About the scene and clip:
The performer tells the story of Laostic, one of Marie de France’s Lais. He alternates between narrating and playing on a Romanesque harp. His instrument is based on images of medieval harps from this period.
The music for this clip consists of nightingale song motifs taken from medieval songs, among them “Quand lo rossinhòls el folhós” (“When the nightingale in the leaves”) by Jaufre Rudel, a Troubadour of the mid 12th century. The performer is playing on a harp equipped with “bray pins,” resulting in a bright, unusual sound that was an important part of the sonority of the harp through the early 17th century.
About the work:
Marie de France, a major literary figure from the Middle Ages, is one of the few women writers of the period whose work has survived.
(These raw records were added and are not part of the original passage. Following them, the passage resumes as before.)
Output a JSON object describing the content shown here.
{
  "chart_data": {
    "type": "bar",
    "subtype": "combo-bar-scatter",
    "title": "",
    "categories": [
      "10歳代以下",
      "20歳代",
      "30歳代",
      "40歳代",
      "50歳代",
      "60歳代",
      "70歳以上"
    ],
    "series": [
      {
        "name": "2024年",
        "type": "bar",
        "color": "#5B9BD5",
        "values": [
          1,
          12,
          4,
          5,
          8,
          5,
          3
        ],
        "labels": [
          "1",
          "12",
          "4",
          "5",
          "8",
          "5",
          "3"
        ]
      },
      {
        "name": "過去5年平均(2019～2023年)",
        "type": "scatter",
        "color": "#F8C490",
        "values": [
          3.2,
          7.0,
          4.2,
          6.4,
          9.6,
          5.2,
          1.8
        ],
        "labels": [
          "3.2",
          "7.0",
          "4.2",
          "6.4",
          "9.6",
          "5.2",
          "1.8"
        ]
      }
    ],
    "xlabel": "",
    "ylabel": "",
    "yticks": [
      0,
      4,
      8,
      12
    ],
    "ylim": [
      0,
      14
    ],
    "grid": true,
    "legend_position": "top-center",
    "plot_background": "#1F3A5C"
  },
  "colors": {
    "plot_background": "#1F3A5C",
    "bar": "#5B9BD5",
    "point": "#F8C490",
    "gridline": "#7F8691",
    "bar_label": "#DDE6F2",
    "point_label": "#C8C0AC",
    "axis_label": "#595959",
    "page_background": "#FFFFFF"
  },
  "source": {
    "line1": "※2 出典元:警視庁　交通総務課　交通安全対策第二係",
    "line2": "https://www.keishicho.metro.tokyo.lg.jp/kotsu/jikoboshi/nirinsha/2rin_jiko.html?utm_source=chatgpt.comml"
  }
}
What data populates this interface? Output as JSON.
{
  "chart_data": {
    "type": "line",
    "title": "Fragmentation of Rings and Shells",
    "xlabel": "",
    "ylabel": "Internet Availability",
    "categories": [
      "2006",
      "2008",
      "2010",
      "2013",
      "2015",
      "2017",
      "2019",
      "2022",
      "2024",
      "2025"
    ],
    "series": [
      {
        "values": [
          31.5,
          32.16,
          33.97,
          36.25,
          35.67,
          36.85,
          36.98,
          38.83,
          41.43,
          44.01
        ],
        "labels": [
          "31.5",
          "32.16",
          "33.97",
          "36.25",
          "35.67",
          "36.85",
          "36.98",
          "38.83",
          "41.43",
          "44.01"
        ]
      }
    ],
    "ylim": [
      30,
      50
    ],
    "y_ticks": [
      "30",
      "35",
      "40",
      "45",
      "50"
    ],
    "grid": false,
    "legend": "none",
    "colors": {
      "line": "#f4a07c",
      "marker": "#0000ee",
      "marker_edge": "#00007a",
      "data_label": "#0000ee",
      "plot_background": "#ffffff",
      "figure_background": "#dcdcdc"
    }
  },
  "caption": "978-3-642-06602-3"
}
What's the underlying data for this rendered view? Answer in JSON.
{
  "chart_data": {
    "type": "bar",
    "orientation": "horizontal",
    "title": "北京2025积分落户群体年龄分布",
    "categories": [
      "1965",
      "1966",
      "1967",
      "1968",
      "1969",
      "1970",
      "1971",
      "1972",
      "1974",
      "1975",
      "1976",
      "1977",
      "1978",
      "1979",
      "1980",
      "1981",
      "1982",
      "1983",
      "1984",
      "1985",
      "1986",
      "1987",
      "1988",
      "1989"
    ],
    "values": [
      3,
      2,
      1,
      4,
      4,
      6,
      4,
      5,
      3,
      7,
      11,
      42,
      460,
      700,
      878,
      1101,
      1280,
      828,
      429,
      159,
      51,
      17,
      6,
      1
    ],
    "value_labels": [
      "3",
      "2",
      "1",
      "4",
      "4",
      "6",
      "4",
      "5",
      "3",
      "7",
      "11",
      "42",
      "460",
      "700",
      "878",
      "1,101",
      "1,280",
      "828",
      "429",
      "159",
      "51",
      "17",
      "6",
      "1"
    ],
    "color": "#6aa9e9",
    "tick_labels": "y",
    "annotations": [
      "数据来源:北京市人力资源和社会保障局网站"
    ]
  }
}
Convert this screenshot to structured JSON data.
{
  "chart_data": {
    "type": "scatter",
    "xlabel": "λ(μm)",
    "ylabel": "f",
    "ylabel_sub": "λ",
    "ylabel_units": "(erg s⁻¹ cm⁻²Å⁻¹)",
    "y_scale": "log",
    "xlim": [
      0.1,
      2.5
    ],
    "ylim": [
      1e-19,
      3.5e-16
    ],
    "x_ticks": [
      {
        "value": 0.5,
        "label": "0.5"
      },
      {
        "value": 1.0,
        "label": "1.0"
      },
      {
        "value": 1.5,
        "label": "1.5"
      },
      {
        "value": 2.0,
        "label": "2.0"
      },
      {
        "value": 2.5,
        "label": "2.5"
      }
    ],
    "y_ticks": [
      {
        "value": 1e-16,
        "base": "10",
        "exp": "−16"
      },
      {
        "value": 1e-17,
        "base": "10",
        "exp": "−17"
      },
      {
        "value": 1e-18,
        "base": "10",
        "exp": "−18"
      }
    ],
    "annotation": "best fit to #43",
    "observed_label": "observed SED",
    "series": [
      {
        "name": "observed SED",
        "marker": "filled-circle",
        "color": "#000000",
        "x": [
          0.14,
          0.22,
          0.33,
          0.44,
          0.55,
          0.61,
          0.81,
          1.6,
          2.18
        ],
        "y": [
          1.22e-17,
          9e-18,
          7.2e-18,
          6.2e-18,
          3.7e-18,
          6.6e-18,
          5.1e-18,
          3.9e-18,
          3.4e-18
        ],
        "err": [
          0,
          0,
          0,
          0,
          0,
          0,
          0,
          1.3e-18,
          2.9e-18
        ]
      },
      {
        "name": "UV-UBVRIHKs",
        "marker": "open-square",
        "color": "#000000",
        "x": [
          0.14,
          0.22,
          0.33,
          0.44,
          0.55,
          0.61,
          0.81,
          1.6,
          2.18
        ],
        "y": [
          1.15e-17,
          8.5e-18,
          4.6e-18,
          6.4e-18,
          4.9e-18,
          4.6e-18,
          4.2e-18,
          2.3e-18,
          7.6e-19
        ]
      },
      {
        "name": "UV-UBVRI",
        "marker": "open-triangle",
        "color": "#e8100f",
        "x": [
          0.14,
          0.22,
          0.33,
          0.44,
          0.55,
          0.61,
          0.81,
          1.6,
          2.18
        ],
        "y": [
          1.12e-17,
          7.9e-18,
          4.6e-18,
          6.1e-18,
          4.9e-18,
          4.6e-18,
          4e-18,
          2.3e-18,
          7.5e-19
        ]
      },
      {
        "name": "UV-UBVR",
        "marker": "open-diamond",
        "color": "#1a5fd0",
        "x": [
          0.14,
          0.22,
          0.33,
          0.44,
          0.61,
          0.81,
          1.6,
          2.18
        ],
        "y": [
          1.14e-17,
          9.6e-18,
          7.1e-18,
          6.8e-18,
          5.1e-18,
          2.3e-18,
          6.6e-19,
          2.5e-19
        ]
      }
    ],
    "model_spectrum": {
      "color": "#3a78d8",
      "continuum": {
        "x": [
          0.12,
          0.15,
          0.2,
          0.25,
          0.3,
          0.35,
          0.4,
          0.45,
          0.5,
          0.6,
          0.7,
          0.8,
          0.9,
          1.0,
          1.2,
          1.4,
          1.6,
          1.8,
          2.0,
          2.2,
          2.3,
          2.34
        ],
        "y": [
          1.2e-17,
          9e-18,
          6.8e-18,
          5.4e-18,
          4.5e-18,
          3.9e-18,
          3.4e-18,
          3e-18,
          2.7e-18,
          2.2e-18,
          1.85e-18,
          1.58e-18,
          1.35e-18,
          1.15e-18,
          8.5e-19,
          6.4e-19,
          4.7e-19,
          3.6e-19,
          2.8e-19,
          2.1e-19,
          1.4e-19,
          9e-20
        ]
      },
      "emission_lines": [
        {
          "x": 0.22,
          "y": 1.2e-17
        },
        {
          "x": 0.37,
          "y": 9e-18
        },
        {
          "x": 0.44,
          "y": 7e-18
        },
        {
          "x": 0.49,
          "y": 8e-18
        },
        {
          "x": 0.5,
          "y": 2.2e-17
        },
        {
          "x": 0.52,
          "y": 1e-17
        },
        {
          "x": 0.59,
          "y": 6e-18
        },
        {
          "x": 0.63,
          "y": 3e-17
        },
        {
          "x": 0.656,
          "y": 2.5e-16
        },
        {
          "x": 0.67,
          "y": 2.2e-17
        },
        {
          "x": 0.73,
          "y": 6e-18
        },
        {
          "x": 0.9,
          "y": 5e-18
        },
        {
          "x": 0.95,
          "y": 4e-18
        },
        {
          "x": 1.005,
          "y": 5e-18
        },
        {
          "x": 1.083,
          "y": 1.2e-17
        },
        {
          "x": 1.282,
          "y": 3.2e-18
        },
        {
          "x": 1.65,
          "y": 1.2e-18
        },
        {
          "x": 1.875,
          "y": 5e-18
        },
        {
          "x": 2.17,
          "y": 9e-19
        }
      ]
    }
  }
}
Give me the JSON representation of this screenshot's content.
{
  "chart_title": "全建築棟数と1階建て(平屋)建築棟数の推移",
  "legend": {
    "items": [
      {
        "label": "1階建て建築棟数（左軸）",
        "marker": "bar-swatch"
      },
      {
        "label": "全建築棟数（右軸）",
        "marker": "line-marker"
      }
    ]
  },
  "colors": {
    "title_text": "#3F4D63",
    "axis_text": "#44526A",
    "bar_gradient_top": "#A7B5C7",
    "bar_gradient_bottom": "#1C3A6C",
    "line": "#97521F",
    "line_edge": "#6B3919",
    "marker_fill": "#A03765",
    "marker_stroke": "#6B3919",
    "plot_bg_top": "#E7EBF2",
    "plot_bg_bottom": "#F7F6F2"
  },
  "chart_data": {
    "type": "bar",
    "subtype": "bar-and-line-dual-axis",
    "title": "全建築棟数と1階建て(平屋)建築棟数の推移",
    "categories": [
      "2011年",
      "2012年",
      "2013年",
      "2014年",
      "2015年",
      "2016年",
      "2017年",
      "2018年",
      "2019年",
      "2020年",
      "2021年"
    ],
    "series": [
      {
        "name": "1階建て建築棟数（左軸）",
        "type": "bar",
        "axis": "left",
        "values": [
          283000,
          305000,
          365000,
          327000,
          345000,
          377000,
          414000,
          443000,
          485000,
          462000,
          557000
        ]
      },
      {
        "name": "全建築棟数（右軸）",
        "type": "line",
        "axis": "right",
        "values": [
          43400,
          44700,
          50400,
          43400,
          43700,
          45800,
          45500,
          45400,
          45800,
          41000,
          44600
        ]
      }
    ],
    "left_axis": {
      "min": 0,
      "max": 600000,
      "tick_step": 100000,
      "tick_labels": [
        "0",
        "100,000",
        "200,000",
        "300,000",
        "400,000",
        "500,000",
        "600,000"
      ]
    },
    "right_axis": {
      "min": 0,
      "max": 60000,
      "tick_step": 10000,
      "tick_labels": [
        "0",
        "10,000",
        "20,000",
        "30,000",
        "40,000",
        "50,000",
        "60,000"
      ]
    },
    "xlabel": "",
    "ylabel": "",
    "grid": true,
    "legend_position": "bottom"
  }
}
Little is known of her, except that she was almost certainly of the nobility. She wrote in England apparently in the 1160s and ‘70s; her work is in French (or “Anglo-Norman”: the French language as spoken and written in medieval England). She wrote lais—a dozen short narrative poems with Breton roots, composed in octosyllabic rhymed couplets, and bearing on love in its many forms. The lais circulated separately, and also together in a volume that she dedicated to King Henry (probably English King Henry II). She also wrote Espurgatoire seint Patriz (St. Patrick’s Purgatory), about a pilgrimage down to the afterlife, based on Latin sources; and Fables, also based largely on Latin sources. She is now widely believed also to have been the author of the Anglo-Norman Vie seinte Audree (Life of Saint Audrey).
The Lai of the Nightingale (Laostic, also Laüstic or Aüstic) is one of Marie de France’s Lais. It tells of the love affair between a knight and a married woman. Her jealous husband catches and kills the nightingale which had been the pretext for her nightly visits to her window. The wife wraps the dead nightingale carefully in precious cloth and the lover enshrines it in a precious coffer, thus ensuring that their love will be remembered.
About the genre:
A narrative lai is a short poetic tale composed in verse, which claims to tell the story of how a musical lai from ancient Brittany came to be written. The 12th-century Anglo-Norman woman poet Marie de France is the best known author of narrative lais in French, and may be one of the creators of the genre.
About the edition/translation:
English verse by Ron Cook. Old French: Les Lais de Marie de France, ed. Jean Rychner, Paris, Champion, 1966.
About the performer/ensemble:
Ron Cook is a professional performer (and lawyer) in Columbus, Ohio. He plays medieval and Renaissance harps and recorder, and performs widely from medieval works.
About the production:
This performance took place at the Medieval Conference at Kalamazoo, Michigan, in May 2006, and was filmed by Timmie Vitz.